Стью и Франни дошли до угла; дом, где находилась их квартира, был на противоположной стороне улицы. Они остановились. Франни внимательно смотрела на Стью.
— И тогда я спросил: «Я не знаю вас? Вы из Корбетта или из Максина?» Не было похоже, чтобы я встречал его в этих двух городках. Он ответил: «Нет, но однажды я проезжал Корбетт с родителями, когда был еще ребенком. Кажется, ребенком я объездил всю Америку.
Мой отец служил в воздушных войсках». Заправляя его машину, я все это время думал о нем, снова и снова прокручивая в голове всевозможные ситуации и лица, и тут я все вспомнил. Сразу же. И я чуть не обмочился, потому что человек за рулем этого «понтиака» считался мертвым.

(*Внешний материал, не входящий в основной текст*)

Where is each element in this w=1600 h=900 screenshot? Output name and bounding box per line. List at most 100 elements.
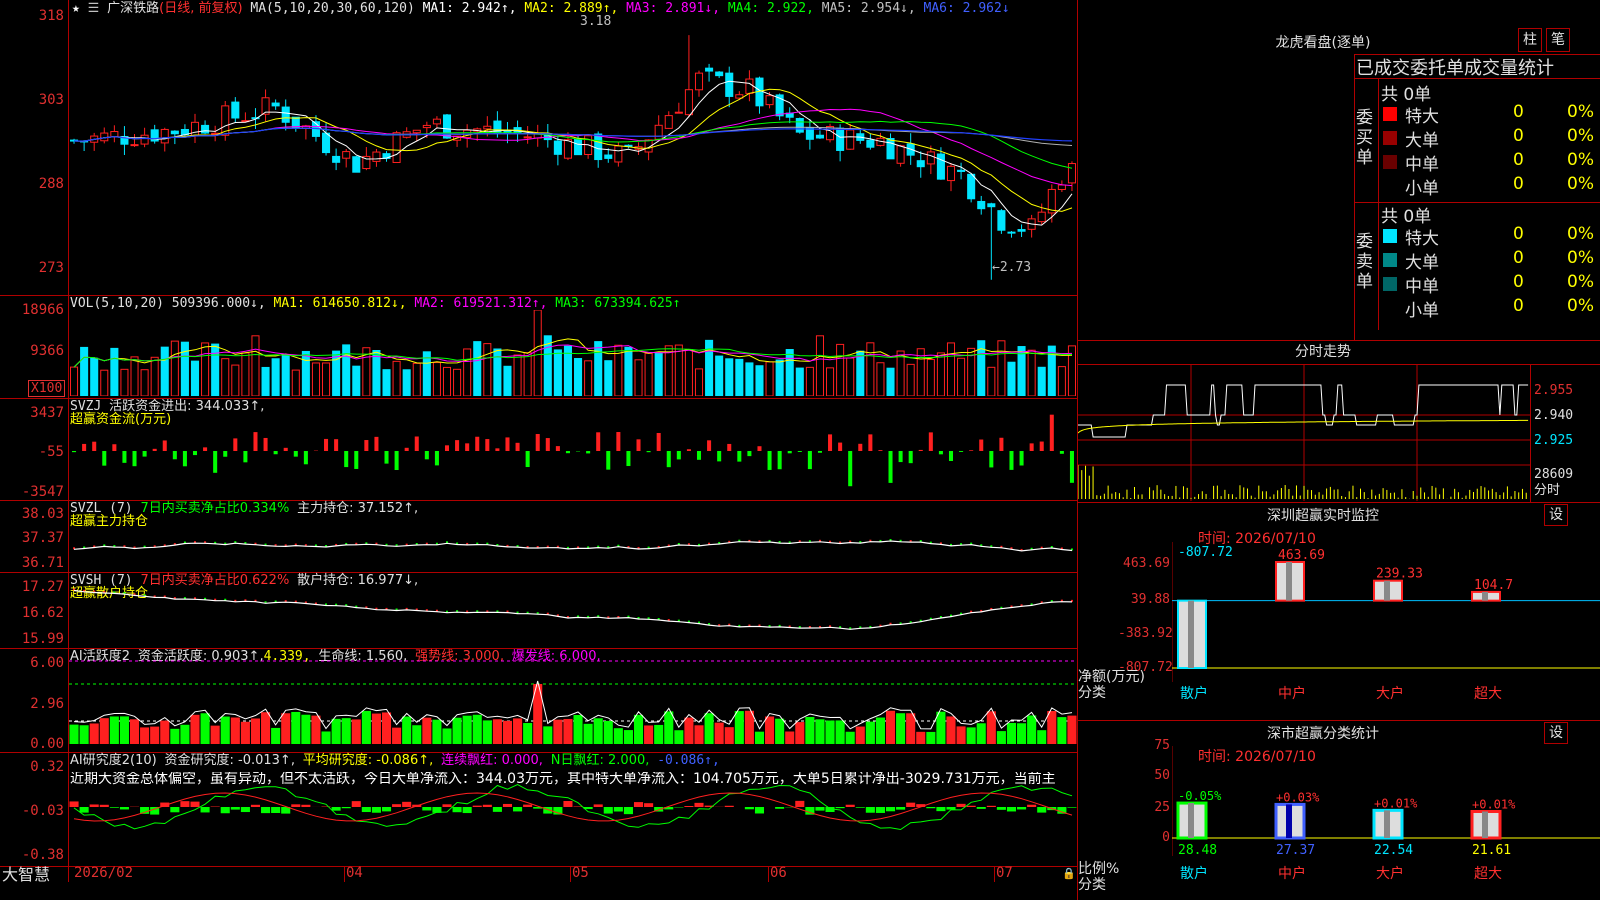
- fund-flow-bar: [354, 451, 359, 469]
- candle-body: [190, 121, 200, 137]
- ma6-value: MA6: 2.962↓: [923, 1, 1010, 16]
- candle-body: [1037, 211, 1046, 223]
- activity-bar: [291, 711, 301, 744]
- activity-bar: [412, 725, 422, 744]
- research-bar: [351, 801, 361, 807]
- volume-bar: [1027, 349, 1036, 396]
- fund-flow-bar: [82, 443, 87, 451]
- category-label: 超大: [1474, 686, 1502, 702]
- retail-holding-chart[interactable]: [69, 573, 1077, 647]
- fund-flow-bar: [1059, 451, 1064, 454]
- volume-bar: [896, 350, 905, 396]
- lock-icon[interactable]: 🔒: [1062, 867, 1076, 880]
- intraday-chart[interactable]: [1078, 365, 1530, 501]
- brand-logo: 大智慧: [2, 865, 51, 884]
- order-color-swatch: [1383, 277, 1397, 291]
- volume-bar: [180, 341, 189, 396]
- research-bar: [986, 805, 996, 807]
- activity-bar: [583, 723, 593, 744]
- fund-flow-bar: [162, 440, 167, 451]
- volume-bar: [80, 346, 89, 396]
- volume-bar: [715, 355, 724, 396]
- fund-flow-bar: [727, 443, 732, 451]
- ratio-bar-chart[interactable]: -0.05% 28.48 散户 +0.03% 27.37 中户 +0.01% 22.54 大户 +…: [1172, 746, 1600, 900]
- chart-area[interactable]: ★ ☰ 广深铁路(日线, 前复权) MA(5,10,20,30,60,120) …: [0, 0, 1078, 900]
- menu-icon[interactable]: ☰: [88, 1, 100, 16]
- candlestick-chart[interactable]: [69, 16, 1077, 294]
- intraday-panel[interactable]: 分时走势 2.955 2.940 2.925 28609 分时: [1078, 340, 1600, 502]
- research-bar: [482, 804, 492, 807]
- net-amount-bar-chart[interactable]: -807.72 散户 463.69 中户 239.33 大户 104.7 超大: [1172, 542, 1600, 720]
- change-label: +0.01%: [1374, 796, 1418, 810]
- activity-bar: [301, 714, 311, 744]
- star-icon[interactable]: ★: [72, 1, 80, 16]
- activity-bar: [230, 717, 240, 744]
- activity-bar: [684, 717, 694, 744]
- volume-bar: [241, 352, 250, 396]
- research-chart[interactable]: [69, 753, 1077, 865]
- research-bar: [79, 807, 89, 813]
- ma4-value: MA4: 2.922,: [727, 1, 814, 16]
- fund-flow-bar: [233, 438, 238, 451]
- candle-body: [1067, 163, 1076, 184]
- bar-highlight: [1188, 803, 1194, 838]
- main-holding-chart[interactable]: [69, 501, 1077, 571]
- order-row: 特大 0 0%: [1381, 102, 1600, 127]
- research-bar: [976, 807, 986, 809]
- category-label: 大户: [1376, 865, 1404, 882]
- y-tick: -383.92: [1118, 626, 1173, 641]
- category-label: 超大: [1474, 866, 1502, 882]
- activity-bar: [815, 719, 825, 744]
- candle-body: [604, 154, 613, 159]
- research-bar: [603, 807, 613, 814]
- fund-flow-bar: [696, 451, 702, 460]
- volume-bar: [624, 346, 633, 396]
- order-percent: 0%: [1567, 272, 1594, 292]
- y-tick: 303: [38, 92, 64, 108]
- volume-bar: [503, 365, 512, 396]
- volume-bar: [271, 358, 280, 396]
- x-tick-mark: [768, 866, 769, 882]
- x-tick: 07: [996, 865, 1013, 881]
- order-type: 中单: [1405, 155, 1439, 175]
- y-tick: 50: [1154, 768, 1170, 783]
- y-tick: 3437: [30, 405, 64, 421]
- research-bar: [926, 807, 936, 809]
- fund-flow-bar: [344, 451, 349, 468]
- research-bar: [865, 807, 875, 813]
- fund-flow-chart[interactable]: [69, 399, 1077, 499]
- bar-mode-button[interactable]: 柱: [1518, 28, 1542, 52]
- y-tick: 38.03: [21, 506, 64, 522]
- volume-bar: [997, 340, 1006, 396]
- volume-bar: [755, 365, 764, 396]
- activity-bar: [109, 716, 119, 744]
- order-percent: 0%: [1567, 174, 1594, 194]
- vol-ma3: MA3: 673394.625↑: [555, 296, 681, 311]
- tick-mode-button[interactable]: 笔: [1546, 28, 1570, 52]
- fund-flow-bar: [1049, 414, 1054, 451]
- y-tick: -0.03: [21, 803, 64, 819]
- stats-settings-button[interactable]: 设: [1544, 722, 1568, 744]
- y-tick: 39.88: [1130, 592, 1170, 607]
- category-label: 散户: [1180, 865, 1208, 882]
- activity-bar: [976, 723, 986, 744]
- volume-bar: [110, 347, 119, 396]
- bar-value-label: 27.37: [1276, 843, 1315, 858]
- monitor-settings-button[interactable]: 设: [1544, 504, 1568, 526]
- research-bar: [613, 807, 623, 812]
- y-tick: 37.37: [21, 530, 64, 546]
- volume-chart[interactable]: [69, 310, 1077, 396]
- volume-bar: [140, 369, 149, 396]
- activity-bar: [422, 717, 432, 744]
- research-bar: [885, 807, 896, 812]
- research-bar: [200, 807, 210, 813]
- research-bar: [946, 807, 956, 810]
- research-bar: [170, 807, 180, 813]
- activity-bar: [381, 712, 392, 744]
- activity-bar: [492, 719, 502, 744]
- fund-flow-bar: [999, 437, 1004, 451]
- activity-chart[interactable]: [69, 649, 1077, 751]
- fund-flow-bar: [555, 446, 560, 451]
- activity-bar: [261, 712, 271, 744]
- activity-bar: [765, 716, 775, 744]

— Кто это был, Стюарт? Кто это
— Нет, дай мне все рассказать, Франни. Конечно, это безумная история, как ее ни рассказывай. Я подошел к машине и сказал: «Шесть долларов и тридцать центов». Он протянул мне две пятидолларовые бумажки, сказав, что сдачу я могу оставить себе. И я ответил: «Думаю, теперь я знаю, кто вы такой». Он произнес: «Может, и так», одарив меня напряженной, холодной улыбкой, а Хэнк Уильямс все пел о прогулке по городу. Я сказал: «Если вы действительно тот самый, значит, вы должны быть мертвы». Он ответил: «Нельзя верить всему, о чем пишут газеты». Я сказал: «Вы — как и Хэнк Уильямс, правильно?» Это было единственное, что я мог придумать. Потому что я видел, Франни, что, если я ничего не скажу, он просто поднимет стекло и уедет… и я хотел, чтобы он уехал, но я также и
Стью все качал головой, пока они переводили велосипеды через улицу и припарковывали их.
— Я много думал об этом. Я даже подумывал о покупке его пластинок после этого, но я не хотел их. Его голос… хороший голос, но от него у меня мурашки бегали по коже.
— Стюарт, о ком ты
— Помнишь рок-группу «Дорз»? Мужчина, остановившийся в ту ночь на автозаправке Арнетта, был Джим Моррисон. Я уверен в этом.
Франни удивленно открыла рот.
— Но он же умер! Он умер во Франции! Он… — И тут она замолчала. Потому что в смерти Моррисона было нечто необычное. Некая тайна.